Preso en una cárcel comunista, el autor conoció una dimensión de la vida hasta entonces desconocida para él: Una cárcel puede ser una ciénaga oscura donde se compromete la libertad, la esperanza y aun la dignidad humana, pero también puede ser el lugar donde la luz de Dios resplandezca más nítidamente en contraste con las tinieblas.
La voz rajada y chillona del guardia del pasillo de la sección cuatro se hizo escuchar al unísono con el chirrido de la pesada puerta de rejas que daba entrada a la Leonera. “¡Carne fresca!”, gritó. Del interior de aquella horrenda cueva donde se acumulaba lo más bajo de la sociedad salió como un rugido estruendoso de algarabía, seguido de aplausos. Yo tenía 22 años recién cumplidos, estaba viviendo aquellos crueles momentos, y me parecía imposible que fuera verdad. ¿Cómo podría eso estar pasándome a mí? ¿Era acaso cierto? ¿O quizá pronto despertaría de aquella pesadilla? La perversa voz del guardia, a quien simplemente llamaban Pasillo, me sacó de mi inocente cavilación. Congraciándose con los condenados, pregonó otra vez: “¡Carne fresca!”

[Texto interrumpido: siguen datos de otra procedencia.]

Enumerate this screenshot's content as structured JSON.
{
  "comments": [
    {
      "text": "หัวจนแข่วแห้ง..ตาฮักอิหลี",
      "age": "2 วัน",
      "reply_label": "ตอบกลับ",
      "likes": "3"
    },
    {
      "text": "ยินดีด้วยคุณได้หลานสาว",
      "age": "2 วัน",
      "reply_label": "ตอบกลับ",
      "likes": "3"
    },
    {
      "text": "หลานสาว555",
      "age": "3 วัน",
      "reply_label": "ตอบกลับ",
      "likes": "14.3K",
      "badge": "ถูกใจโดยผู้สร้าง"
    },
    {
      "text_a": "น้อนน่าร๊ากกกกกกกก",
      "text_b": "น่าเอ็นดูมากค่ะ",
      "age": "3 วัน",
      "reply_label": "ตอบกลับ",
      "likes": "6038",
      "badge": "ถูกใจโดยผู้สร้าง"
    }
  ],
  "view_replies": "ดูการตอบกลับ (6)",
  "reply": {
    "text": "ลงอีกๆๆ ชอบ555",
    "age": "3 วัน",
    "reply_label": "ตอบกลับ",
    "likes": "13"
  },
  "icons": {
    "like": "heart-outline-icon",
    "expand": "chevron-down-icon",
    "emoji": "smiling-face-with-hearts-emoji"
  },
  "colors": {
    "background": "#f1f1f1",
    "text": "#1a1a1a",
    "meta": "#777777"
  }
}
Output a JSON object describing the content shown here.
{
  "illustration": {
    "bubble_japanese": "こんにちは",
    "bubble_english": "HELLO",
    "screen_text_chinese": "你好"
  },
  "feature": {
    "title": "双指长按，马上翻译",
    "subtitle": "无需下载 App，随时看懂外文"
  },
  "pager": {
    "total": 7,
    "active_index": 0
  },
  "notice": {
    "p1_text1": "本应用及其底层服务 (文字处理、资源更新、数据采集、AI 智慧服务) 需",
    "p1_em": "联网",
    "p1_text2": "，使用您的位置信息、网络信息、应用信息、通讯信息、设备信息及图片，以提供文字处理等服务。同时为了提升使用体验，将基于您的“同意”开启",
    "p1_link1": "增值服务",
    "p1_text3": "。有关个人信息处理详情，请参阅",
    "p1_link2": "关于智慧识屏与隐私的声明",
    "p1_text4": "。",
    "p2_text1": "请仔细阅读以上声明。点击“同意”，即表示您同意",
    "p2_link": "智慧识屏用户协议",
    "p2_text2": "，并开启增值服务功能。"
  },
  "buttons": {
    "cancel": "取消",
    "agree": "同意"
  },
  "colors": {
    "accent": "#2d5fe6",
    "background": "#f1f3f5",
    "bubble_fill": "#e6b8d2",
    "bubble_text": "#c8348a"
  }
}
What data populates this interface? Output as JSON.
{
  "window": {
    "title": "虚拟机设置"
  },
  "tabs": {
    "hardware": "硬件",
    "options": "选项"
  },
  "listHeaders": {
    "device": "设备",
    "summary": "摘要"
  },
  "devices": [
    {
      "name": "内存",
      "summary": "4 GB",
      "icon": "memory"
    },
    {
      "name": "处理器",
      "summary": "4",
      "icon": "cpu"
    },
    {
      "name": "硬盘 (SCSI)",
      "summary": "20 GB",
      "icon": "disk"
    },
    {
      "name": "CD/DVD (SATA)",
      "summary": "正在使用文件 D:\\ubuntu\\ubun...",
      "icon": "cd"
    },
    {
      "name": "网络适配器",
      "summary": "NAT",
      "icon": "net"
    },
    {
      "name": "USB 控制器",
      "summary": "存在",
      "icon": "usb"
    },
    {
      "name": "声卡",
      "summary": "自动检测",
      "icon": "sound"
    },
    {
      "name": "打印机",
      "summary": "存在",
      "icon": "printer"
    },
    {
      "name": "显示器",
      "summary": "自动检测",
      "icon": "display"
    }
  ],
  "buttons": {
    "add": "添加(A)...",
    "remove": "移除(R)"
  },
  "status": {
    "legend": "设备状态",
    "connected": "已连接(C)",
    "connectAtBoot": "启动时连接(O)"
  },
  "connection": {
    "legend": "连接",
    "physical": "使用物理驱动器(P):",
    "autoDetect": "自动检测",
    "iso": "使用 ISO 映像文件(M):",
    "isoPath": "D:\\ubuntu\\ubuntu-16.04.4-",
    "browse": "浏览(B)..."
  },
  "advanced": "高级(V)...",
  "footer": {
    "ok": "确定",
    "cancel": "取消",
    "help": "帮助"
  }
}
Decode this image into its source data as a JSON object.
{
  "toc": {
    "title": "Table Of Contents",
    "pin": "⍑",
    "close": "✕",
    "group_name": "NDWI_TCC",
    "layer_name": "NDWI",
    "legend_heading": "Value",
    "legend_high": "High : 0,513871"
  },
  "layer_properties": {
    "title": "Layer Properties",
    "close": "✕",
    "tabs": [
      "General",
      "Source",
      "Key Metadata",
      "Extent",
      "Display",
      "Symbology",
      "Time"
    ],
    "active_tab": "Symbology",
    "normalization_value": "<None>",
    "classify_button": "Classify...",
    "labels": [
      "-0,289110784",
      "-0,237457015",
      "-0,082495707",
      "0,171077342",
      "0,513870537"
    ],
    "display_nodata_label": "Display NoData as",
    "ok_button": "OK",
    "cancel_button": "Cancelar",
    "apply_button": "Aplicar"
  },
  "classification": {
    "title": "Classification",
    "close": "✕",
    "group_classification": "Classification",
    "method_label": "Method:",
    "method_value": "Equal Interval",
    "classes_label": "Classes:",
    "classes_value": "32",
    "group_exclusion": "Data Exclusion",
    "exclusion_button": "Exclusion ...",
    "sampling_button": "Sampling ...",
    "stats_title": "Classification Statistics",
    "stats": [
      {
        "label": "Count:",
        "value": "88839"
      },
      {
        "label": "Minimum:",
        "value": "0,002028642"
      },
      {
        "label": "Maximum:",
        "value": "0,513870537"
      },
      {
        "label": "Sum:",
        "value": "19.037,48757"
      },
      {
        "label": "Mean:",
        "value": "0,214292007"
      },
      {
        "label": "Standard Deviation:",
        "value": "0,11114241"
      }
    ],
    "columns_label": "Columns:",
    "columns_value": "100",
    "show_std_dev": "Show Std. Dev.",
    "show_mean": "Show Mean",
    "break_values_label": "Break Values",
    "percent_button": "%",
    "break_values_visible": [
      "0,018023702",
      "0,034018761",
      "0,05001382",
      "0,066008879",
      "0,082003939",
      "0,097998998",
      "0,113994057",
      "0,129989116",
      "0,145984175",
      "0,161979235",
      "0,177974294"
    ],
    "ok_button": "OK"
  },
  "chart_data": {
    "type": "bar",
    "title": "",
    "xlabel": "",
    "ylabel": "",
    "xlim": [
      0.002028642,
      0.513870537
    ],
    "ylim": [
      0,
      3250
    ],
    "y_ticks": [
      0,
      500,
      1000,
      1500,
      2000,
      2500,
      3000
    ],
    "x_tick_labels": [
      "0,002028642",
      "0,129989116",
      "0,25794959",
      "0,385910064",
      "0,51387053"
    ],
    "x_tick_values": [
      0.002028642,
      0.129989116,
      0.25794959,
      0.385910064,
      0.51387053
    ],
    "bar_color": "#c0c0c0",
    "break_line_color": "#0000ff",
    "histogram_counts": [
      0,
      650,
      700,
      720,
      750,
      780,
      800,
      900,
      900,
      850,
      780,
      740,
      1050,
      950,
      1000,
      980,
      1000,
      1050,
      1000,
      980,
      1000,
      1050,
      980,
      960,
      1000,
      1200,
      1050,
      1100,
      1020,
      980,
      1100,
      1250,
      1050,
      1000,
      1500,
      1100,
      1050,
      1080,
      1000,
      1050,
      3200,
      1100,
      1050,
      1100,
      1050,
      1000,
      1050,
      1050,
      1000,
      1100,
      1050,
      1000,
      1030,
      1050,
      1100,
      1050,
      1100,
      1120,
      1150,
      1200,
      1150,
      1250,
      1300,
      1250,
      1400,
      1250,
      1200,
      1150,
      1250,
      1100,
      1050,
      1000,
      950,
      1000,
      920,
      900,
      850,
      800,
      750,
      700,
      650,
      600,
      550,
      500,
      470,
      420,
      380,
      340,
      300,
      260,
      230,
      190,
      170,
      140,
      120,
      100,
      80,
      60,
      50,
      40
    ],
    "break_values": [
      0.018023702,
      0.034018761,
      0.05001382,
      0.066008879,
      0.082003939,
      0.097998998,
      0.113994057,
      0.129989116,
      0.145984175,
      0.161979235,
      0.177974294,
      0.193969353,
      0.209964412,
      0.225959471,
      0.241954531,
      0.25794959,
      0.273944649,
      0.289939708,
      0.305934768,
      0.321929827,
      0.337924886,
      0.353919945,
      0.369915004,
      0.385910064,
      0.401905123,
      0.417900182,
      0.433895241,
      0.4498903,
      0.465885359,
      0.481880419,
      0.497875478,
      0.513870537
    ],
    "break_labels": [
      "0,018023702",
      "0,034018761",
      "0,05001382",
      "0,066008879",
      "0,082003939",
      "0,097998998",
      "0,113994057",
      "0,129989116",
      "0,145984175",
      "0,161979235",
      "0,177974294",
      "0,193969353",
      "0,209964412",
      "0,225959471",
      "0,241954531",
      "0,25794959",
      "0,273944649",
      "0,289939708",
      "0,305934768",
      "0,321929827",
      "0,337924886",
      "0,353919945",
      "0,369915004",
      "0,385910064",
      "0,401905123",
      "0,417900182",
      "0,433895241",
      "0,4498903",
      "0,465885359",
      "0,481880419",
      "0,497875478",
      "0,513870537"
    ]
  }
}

Una sensación escalofriante me recorrió la espina dorsal. Los cuentos del reeducador no eran cuentos. Todo estaba sucediendo tan rápidamente que era como ir cayendo de un abismo en otro abismo. Oré brevemente: “¡Señor, no me sueltes de la mano!” Y entonces, con una reacción inesperada, inspirado en los pasajes de Nehemías profeta, dije con una voz potente que hizo callar a todos: “¡Señor Jehová de los ejércitos, en el día grande, en el día de tu segunda venida, en el día del juicio final, recuerda a este sinvergüenza y no le perdones este pecado!” Ante el efecto producido, el Espíritu me hizo decir cosas que ni siquiera había planeado o pensado, más o menos así: “¡Jehová, Jehová, Dios poderoso en batalla! ¡Aquí está tu siervo, perseguido como uno de los profetas de la antigüedad! ¡Desnuda tu brazo ante los perversos y no te separes de mí ni un instante! Yo te pido hoy: ¡Derrama las siete postreras plagas sobre el que se atreva a tocarme!” Vaya atrevimiento. Yo pesaba 54 kilogramos (120 libras), y no soy muy alto de estatura, pero siempre tuve una voz potente. Sin embargo, sentí que aquella voz no fue solo mi voz, fue algo muy poderoso que pareció tener eco en toda la Leonera. De todas maneras, aquella inesperada imprecación y la invisible presencia del Todopoderoso crearon un escudo de protección a mi alrededor y produjeron un profundo impacto en aquella gente, incluyendo al Pasillo, que abriendo y cerrando rápidamente detrás de mí la puerta de la celda, salió como alma que lleva el diablo. De más está decir que por la gracia de Dios nadie se atrevió a tocarme, ni siquiera a amenazarme en todo el tiempo que estuve allí.
La celda de la bienvenida
Era una celda de aproximadamente tres metros de largo por dos de ancho; “tapiada”, según la jerga de los reclusos. Esto quería decir que la puerta estaba cubierta con una plancha de acero; solo tenía una ranura a la altura del suelo, suficiente como para dejar pasar un plato de aluminio y una lata pequeña para el agua y la leche aguada que daban para el desayuno. A la mañana, el menú era invariable: Una rebanada de pan, del grueso del dedo meñique, y una ración de leche en polvo, disuelta en agua fría y con algo que le daba un cierto sabor no del todo desagradable. Pero nunca pasaba de la mitad de la capacidad de la mencionada latita. Las otras dos comidas eran igualmente frugales: arroz suficiente como para llenar una cajita de fósforos pequeña. Algunos contaban por curiosidad los granos de arroz antes de comérselos, y nunca pasaban de 150. Ese era el récord. El potaje o sopa era siempre de frijoles. Calculo que sería como un cucharón mediano, y a veces, si estábamos con suerte, nos tocaba un pedacito de calabaza con los frijoles.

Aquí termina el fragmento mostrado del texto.